In a clear recognition of the Court’s authority and in deference to its stature, the European Union advised that it stands ready to work with legislators to ensure full compliance with the judgment. Several jurisdictions that are Financial Action Task Force (FATF) members blocked public access until further notice.
The United Kingdom’s Crown Dependencies followed their lead, and in one of the UK’s Overseas Territories, it is reported that the representative of the Crown will work with colleagues both in the territory and the UK to understand the implications of the ruling and will continue to support work towards publicly accessible registers of beneficial ownership.

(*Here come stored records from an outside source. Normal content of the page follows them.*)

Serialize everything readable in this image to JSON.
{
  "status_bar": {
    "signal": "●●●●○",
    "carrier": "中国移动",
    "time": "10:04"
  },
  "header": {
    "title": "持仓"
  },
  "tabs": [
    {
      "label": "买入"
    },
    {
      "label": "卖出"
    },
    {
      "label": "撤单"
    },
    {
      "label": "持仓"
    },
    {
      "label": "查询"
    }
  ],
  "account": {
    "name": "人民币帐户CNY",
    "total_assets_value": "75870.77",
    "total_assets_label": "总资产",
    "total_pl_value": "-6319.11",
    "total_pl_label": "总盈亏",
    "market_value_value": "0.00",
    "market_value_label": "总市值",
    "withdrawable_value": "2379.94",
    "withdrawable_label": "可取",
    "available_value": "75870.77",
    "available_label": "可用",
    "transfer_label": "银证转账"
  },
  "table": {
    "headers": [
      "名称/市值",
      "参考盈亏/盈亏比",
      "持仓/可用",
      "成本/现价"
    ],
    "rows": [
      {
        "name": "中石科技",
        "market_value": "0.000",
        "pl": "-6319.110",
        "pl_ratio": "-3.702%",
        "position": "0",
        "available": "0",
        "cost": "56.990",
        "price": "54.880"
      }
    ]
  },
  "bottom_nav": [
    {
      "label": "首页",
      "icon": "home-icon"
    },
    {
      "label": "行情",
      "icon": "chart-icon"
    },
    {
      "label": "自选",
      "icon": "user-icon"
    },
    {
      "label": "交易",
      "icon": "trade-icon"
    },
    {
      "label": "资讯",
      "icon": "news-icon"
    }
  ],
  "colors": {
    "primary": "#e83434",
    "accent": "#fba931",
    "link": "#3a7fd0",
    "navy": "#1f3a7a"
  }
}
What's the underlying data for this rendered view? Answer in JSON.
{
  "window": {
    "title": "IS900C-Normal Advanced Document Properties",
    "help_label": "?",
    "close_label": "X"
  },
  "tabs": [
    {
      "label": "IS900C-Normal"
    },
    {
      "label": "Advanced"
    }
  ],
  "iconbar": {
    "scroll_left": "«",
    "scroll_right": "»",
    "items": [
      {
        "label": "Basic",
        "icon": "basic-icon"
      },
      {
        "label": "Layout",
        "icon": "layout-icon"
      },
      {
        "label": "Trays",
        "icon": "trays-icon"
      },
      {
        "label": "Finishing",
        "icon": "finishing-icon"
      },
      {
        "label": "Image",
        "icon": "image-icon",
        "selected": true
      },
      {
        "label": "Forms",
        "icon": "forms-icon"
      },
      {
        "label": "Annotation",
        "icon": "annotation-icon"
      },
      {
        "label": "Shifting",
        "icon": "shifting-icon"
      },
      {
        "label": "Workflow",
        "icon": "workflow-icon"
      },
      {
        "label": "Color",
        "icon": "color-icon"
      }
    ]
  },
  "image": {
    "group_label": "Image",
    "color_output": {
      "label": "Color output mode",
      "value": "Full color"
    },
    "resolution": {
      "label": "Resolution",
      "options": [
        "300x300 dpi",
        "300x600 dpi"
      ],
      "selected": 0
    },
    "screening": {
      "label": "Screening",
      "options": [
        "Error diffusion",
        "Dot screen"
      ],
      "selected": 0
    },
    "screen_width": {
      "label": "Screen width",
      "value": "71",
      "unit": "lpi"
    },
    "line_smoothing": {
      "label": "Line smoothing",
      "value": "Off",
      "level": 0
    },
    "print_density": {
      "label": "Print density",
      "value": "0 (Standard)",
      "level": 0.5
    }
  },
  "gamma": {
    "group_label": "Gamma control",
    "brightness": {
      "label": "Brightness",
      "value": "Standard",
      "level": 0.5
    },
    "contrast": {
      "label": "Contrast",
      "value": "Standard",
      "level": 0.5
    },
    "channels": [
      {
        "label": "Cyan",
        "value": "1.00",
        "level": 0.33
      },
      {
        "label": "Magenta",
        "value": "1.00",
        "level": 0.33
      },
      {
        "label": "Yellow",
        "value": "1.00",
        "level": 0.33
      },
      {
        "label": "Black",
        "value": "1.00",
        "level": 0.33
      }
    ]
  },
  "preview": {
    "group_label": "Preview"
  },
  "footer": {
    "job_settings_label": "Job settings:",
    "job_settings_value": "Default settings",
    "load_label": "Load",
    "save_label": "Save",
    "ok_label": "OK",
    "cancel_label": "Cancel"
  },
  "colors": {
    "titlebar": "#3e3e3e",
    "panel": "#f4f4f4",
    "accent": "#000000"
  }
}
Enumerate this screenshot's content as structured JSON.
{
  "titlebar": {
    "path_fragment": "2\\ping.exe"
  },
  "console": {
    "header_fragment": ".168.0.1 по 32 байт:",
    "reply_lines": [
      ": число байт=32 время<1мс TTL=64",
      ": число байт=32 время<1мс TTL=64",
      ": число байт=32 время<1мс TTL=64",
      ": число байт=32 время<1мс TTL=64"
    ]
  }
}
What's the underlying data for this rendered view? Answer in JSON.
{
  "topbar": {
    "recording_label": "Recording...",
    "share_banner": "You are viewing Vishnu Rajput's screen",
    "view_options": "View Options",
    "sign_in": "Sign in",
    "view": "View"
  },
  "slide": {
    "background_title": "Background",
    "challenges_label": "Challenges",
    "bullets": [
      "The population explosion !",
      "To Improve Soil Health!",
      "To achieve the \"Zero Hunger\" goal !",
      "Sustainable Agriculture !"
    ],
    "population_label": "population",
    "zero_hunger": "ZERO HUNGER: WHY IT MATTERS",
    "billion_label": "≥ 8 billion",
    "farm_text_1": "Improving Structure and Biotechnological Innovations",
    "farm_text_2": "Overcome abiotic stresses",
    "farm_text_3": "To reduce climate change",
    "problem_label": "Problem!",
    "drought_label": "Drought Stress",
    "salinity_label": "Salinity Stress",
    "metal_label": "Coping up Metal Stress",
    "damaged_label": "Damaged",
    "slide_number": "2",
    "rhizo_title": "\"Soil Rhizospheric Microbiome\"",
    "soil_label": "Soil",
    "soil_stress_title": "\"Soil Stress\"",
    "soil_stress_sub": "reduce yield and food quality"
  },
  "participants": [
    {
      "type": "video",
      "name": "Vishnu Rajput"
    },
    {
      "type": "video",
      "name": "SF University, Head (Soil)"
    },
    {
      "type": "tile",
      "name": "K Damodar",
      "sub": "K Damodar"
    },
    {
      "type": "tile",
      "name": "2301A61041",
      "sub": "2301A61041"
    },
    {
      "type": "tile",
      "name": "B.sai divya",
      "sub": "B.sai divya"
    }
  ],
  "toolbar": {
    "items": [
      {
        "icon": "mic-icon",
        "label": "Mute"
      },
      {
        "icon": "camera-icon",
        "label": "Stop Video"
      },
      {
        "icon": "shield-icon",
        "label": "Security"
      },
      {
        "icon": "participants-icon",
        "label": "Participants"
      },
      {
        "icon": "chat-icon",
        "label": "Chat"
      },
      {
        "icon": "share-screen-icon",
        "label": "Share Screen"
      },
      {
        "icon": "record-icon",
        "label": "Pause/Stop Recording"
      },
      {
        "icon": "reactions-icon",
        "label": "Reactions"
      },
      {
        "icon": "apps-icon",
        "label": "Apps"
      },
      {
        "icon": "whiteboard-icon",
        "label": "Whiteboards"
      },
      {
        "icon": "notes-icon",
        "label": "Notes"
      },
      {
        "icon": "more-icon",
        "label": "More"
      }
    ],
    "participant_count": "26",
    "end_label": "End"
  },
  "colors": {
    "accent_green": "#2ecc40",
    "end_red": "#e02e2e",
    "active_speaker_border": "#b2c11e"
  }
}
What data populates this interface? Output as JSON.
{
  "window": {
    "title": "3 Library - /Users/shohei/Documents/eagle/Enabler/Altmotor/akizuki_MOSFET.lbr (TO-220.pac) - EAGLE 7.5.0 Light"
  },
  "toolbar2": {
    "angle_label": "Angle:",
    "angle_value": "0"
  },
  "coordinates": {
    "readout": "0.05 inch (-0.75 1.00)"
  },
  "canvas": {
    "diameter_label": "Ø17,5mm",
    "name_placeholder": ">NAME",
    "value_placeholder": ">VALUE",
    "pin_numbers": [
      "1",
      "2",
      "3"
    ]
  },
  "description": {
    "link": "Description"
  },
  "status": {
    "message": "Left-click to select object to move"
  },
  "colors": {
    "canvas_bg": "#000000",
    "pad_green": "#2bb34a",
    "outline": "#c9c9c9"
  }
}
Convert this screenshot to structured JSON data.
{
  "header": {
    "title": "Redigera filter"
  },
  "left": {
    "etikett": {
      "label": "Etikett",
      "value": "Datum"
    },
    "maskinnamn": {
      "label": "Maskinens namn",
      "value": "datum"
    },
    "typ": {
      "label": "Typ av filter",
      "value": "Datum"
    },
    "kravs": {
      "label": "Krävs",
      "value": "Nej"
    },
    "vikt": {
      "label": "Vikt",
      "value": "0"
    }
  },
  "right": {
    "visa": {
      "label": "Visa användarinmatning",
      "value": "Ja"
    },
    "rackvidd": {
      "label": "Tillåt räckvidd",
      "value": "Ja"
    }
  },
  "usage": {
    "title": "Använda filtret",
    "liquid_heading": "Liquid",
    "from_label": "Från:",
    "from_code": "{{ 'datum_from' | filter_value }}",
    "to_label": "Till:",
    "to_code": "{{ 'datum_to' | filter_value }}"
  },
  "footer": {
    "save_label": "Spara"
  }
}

Far from castigating the Court, transparency campaigners should take a measured, constructive approach in the global conversation, to create a universally agreed framework on access to beneficial ownership information, which should draw on the rich learning that is available from the Court’s ruling, in seeking to appropriately balance the fundamental rights to privacy, the protection of personal data and the public good to prevent money laundering and the financing of terrorism.
Some of the campaigners have already adopted this approach by calling on the European Parliament to include precise provisions in pursuit of this objective.
We expect that the FATF and its members who revise and finalize the texts on this issue will recognize that their decisions on Recommendations, Interpretive Notes, and other guidance are all subject to judicial review.